Demnach hatte der Kläger keinen Anspruch auf die ursprünglich begehrte Löschung und Unterlassung und damit auch nicht auf die jetzt noch geltend gemachten vorgerichtlichen Anwaltskosten gemäß §§ 280 ff. BGB.

Insoweit ergibt sich Kostenentscheidung aus § 97 Abs. 1 ZPO.

Soweit die Parteien den Rechtsstreit in der Hauptsache übereinstimmend für erledigt erklärt haben, hat der Senat über die Kosten des Rechtsstreits nach §§ 91a Abs. 1, 525 ZPO unter Berücksichtigung des bisherigen Sach- und Streitstandes nach billigem Ermessen zu befinden. Das führt dazu, dass auch insoweit der Kläger die Kosten des Rechtsstreits zu tragen hat. Denn er hätte - wie dargelegt - auch mit den ursprünglich gestellten Anträgen den Rechtsstreit verloren.

Die Entscheidung über die vorläufige Vollstreckbarkeit ergeht gemäß §§ 708 Nr. 11, 713 ZPO.
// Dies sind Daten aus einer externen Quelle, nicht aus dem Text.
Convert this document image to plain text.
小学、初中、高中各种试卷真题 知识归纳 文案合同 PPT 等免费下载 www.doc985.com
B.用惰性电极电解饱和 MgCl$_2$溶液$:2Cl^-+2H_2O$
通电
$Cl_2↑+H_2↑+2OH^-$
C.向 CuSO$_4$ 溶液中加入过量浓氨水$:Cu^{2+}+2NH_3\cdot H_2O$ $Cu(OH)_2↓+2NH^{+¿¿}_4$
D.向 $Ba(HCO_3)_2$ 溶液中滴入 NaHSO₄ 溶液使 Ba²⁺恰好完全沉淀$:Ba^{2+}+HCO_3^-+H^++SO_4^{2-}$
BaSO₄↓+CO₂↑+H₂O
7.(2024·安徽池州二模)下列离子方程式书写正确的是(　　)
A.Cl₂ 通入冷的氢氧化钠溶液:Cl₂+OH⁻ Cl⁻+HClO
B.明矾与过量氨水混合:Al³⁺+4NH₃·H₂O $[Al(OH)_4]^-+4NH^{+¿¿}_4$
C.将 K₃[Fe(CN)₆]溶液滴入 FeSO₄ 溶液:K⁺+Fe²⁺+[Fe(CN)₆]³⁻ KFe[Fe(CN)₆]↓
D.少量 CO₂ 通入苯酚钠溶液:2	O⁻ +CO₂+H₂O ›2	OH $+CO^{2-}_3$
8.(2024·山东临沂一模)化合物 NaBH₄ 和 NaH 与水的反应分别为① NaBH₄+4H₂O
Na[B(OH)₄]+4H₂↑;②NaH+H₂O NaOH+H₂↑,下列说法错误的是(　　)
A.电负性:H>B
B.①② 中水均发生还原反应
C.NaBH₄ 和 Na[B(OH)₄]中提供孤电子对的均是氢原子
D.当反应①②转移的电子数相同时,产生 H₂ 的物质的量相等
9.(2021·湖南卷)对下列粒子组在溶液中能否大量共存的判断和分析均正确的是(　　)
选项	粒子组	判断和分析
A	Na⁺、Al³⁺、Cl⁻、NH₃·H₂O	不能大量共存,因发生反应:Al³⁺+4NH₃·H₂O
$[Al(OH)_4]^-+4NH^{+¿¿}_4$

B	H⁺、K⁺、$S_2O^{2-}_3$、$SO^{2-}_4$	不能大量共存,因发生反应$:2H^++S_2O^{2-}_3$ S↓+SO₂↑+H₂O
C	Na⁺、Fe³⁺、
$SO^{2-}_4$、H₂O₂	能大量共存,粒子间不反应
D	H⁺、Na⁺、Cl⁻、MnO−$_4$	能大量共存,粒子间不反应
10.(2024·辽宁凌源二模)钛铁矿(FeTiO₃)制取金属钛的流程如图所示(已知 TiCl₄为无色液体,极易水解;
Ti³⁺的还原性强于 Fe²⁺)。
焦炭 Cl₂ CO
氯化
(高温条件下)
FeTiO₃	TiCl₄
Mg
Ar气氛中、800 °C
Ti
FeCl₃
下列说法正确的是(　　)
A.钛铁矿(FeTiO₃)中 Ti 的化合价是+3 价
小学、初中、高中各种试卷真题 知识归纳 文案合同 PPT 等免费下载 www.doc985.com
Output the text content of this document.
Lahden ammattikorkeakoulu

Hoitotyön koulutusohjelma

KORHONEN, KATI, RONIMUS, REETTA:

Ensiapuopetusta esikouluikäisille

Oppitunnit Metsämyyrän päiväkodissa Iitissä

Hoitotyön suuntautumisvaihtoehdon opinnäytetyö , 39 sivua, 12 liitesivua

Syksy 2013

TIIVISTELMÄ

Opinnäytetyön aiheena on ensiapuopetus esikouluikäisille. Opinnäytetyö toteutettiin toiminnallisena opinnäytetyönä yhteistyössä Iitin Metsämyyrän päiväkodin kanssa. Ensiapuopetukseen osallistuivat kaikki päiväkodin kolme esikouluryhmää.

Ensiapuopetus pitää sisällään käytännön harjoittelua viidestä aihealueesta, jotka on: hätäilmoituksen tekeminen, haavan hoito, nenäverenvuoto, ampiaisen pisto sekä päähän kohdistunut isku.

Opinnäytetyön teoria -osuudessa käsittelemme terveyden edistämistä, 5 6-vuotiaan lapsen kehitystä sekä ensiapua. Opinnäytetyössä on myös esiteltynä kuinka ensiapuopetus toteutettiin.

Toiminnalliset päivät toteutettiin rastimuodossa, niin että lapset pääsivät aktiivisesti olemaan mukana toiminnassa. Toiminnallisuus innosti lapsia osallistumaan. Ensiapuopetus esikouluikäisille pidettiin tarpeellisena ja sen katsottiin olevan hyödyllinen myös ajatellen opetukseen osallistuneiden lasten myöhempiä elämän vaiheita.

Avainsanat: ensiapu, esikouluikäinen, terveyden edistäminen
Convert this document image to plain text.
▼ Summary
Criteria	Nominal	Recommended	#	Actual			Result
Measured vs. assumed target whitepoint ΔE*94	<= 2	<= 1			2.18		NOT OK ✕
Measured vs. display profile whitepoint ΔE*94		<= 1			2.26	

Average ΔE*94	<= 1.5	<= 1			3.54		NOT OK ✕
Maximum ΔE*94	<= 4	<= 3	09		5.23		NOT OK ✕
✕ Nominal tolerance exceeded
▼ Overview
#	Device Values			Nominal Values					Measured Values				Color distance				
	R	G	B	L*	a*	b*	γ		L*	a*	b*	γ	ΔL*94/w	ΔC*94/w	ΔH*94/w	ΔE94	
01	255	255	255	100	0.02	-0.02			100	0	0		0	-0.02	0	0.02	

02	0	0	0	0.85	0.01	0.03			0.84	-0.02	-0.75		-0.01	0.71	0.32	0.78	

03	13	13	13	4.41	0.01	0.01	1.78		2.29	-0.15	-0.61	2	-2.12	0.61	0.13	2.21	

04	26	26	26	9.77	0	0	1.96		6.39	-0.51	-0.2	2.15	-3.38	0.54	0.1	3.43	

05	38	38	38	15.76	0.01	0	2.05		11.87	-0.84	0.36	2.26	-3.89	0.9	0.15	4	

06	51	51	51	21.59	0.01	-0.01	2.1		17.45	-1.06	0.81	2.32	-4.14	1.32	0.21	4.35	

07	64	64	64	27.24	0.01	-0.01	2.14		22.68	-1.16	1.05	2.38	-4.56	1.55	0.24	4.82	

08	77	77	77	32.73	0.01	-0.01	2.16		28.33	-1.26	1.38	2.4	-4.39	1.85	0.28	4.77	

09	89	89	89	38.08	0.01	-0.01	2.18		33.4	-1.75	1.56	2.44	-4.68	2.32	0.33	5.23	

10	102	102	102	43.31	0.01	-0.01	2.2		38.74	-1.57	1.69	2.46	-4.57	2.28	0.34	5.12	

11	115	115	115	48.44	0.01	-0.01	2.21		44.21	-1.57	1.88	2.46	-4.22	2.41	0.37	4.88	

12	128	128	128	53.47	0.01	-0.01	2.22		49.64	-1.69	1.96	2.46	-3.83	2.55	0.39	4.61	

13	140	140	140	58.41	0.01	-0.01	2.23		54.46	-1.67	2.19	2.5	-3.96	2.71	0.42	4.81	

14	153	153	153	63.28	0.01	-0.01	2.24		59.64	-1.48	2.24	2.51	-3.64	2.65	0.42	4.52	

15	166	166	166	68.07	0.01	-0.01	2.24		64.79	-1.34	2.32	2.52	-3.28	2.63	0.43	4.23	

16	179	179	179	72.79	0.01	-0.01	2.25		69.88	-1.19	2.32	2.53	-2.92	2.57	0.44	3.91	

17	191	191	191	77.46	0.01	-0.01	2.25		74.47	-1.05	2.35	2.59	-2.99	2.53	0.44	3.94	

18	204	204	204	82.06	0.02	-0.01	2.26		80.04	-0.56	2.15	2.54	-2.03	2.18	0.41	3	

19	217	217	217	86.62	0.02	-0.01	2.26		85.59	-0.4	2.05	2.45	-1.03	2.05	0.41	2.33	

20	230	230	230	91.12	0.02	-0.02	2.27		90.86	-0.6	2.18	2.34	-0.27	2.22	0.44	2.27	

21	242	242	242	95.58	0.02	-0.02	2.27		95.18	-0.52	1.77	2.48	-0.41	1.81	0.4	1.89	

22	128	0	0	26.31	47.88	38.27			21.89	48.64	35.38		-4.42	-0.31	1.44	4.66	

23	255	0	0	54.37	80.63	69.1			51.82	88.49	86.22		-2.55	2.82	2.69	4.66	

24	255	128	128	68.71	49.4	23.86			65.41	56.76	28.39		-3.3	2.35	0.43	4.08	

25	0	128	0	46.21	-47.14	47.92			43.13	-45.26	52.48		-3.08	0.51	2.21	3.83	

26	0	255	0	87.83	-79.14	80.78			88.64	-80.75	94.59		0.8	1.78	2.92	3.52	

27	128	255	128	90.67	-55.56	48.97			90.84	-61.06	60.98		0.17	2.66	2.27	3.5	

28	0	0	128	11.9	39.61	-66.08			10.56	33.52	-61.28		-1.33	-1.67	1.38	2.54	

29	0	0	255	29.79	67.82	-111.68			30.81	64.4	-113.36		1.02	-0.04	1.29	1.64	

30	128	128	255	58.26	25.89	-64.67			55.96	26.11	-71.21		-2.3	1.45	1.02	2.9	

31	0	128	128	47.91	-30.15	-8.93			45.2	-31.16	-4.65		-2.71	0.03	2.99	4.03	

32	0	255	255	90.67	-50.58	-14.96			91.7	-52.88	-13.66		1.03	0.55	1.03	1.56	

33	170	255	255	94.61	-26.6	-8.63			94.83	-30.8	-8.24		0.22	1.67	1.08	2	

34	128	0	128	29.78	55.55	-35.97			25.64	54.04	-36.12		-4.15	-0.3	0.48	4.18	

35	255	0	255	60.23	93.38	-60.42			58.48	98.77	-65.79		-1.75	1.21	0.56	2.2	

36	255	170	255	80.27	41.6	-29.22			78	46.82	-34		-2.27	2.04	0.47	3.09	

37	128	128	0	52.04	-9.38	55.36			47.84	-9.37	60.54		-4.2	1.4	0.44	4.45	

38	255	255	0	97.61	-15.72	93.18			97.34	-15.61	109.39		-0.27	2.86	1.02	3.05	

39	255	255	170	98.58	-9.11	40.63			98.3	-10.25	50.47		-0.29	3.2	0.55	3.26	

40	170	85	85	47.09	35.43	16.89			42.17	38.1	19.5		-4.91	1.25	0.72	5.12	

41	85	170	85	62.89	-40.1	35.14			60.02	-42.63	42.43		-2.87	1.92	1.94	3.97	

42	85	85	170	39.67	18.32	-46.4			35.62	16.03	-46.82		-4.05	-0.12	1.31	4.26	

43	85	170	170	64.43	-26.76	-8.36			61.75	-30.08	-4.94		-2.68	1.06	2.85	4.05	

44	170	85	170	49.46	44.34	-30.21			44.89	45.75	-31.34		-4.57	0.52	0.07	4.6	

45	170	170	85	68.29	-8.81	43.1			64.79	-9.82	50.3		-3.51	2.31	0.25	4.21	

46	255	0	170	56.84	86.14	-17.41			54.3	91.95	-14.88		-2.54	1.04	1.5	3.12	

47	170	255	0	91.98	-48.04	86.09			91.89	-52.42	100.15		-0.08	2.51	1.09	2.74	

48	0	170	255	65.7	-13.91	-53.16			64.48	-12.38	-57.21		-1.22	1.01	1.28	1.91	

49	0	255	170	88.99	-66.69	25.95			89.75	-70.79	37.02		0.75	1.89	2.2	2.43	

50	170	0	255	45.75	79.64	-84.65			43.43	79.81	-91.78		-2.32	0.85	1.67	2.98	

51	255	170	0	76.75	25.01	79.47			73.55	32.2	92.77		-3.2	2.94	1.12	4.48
Im Blick auf die vorstehend dargestellten rechtlichen Erwägungen und vor dem Hintergrund, dass zwischen den Parteien nur noch eine Erstattung vorgerichtlicher Rechtsanwaltskosten im Streit steht, ist eine Aussetzung des Rechtsstreits im Hinblick auf das genannte Verfahren beim Europäischen Gerichtshof nicht angezeigt.

Die Festsetzung des Gegenstandswertes folgt aus § 3 ZPO i. V. m. § 47 Abs. 1 S. 1 GKG.